The question arises at this point: why are these numbers skewed? My answer, like most bloggers on this topic, is the American Bar Association, which has been all-too-eager to accredit new law schools despite these numbers. These new schools may increase the quantitative power of the ABA, but it is doubtful that such a strategy is a smart one for that organization.

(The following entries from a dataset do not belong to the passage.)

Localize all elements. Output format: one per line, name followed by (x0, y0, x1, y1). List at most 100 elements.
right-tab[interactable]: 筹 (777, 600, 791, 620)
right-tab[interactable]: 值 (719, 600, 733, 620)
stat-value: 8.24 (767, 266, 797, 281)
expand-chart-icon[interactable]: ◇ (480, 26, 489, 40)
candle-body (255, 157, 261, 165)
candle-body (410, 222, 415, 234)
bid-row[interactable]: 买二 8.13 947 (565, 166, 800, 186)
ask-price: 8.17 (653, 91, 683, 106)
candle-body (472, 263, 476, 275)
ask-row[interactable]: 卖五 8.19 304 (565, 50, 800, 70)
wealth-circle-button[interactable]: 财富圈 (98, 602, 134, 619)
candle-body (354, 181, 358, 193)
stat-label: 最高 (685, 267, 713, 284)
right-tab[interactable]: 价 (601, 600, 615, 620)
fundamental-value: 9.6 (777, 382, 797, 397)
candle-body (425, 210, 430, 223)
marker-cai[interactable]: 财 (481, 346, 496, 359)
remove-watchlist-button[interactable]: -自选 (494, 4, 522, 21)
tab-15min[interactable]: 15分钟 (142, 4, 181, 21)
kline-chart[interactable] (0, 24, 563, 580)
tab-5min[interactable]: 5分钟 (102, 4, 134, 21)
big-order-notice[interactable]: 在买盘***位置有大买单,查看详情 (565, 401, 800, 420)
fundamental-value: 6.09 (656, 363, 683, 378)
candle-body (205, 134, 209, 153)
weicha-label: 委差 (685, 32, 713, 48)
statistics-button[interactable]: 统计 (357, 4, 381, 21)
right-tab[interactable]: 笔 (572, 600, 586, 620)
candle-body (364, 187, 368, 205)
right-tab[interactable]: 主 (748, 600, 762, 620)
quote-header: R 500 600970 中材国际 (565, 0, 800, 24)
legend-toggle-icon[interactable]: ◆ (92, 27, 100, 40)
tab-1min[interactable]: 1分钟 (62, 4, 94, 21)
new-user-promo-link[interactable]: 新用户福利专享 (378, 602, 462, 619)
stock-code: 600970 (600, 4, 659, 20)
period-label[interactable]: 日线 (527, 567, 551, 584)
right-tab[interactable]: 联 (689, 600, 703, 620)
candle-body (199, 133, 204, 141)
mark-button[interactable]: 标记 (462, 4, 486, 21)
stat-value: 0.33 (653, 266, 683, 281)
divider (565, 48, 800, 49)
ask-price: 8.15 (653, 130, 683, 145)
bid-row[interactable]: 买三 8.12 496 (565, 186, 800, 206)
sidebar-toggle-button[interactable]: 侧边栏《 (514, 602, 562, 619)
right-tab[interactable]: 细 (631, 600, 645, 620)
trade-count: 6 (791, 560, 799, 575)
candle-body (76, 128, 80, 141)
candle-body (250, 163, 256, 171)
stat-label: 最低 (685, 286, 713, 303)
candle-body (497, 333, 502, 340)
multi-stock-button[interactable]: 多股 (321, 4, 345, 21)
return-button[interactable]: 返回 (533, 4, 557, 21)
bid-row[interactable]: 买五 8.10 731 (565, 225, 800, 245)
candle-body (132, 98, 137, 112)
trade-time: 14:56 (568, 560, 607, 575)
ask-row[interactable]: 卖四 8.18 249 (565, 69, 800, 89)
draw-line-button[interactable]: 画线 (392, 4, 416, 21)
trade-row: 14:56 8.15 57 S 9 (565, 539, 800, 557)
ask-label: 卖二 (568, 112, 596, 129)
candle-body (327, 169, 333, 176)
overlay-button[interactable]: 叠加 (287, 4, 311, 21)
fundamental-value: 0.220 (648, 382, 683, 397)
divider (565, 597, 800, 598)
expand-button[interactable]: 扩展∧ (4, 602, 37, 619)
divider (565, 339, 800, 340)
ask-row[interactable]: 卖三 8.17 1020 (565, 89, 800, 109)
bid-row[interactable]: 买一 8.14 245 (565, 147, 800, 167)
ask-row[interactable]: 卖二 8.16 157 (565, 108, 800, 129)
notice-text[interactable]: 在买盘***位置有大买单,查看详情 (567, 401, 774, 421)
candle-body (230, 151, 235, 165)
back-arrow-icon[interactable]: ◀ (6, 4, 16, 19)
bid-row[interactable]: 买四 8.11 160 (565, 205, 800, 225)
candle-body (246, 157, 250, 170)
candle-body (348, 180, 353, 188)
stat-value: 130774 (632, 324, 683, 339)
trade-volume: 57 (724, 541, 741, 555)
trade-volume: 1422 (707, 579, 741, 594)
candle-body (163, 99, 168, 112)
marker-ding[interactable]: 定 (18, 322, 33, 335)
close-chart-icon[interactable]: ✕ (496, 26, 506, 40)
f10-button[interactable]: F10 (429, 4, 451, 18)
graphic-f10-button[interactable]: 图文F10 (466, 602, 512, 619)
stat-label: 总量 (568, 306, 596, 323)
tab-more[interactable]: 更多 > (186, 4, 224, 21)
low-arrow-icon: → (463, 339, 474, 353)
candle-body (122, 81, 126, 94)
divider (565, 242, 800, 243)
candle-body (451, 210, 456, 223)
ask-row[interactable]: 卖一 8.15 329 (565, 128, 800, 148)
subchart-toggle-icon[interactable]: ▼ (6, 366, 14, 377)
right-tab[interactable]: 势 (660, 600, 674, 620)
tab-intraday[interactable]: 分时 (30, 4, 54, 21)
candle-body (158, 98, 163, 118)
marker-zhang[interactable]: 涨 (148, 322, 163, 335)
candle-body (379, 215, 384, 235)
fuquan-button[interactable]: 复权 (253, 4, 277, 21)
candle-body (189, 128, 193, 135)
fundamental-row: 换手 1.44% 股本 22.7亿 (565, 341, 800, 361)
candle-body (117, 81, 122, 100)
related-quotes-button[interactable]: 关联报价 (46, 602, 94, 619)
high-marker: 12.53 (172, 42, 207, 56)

I’d like to refocus here.  I don’t want the legal labor market oversaturated anymore than any other market; I couldn’t care less how many attorneys there are in the country.  I care that in a regulated labor market, JDs receive salaries that make the investment worthwhile.  Given that legal educators now assume that one practices where one goes to law school, we should be equally concerned about regional oversaturation as much as national oversaturation.  Thus, I don’t strictly care about the number of law schools the ABA accredits, just the aggregate number of law students schools admit.  Sadly, I think the ABA would be more willing to alter accreditation standards so dozens of schools fail to qualify rather than enact national and regional law student caps, even though that’d be the wiser option.

As demoralizing as these numbers can be, the legal profession should not be written off haphazardly.

The ray of hope for comet-riders in the legal profession’s Oort Cloud is that I think everything will turn out all right for today’s law students and new practitioners.  We will have stunted careers compared to the class of 1980, but as Vedder above points out, current higher education funding methods are not sustainable.  Crichton is also right that juris doctor output is similarly unsustainable.  The quicker everyone gets this, the quicker it will end, but oh will it end.

[i] Crichton apparently used the ABA’s 2009 graduate figure of 43,588 JDs.  His argument remains valid.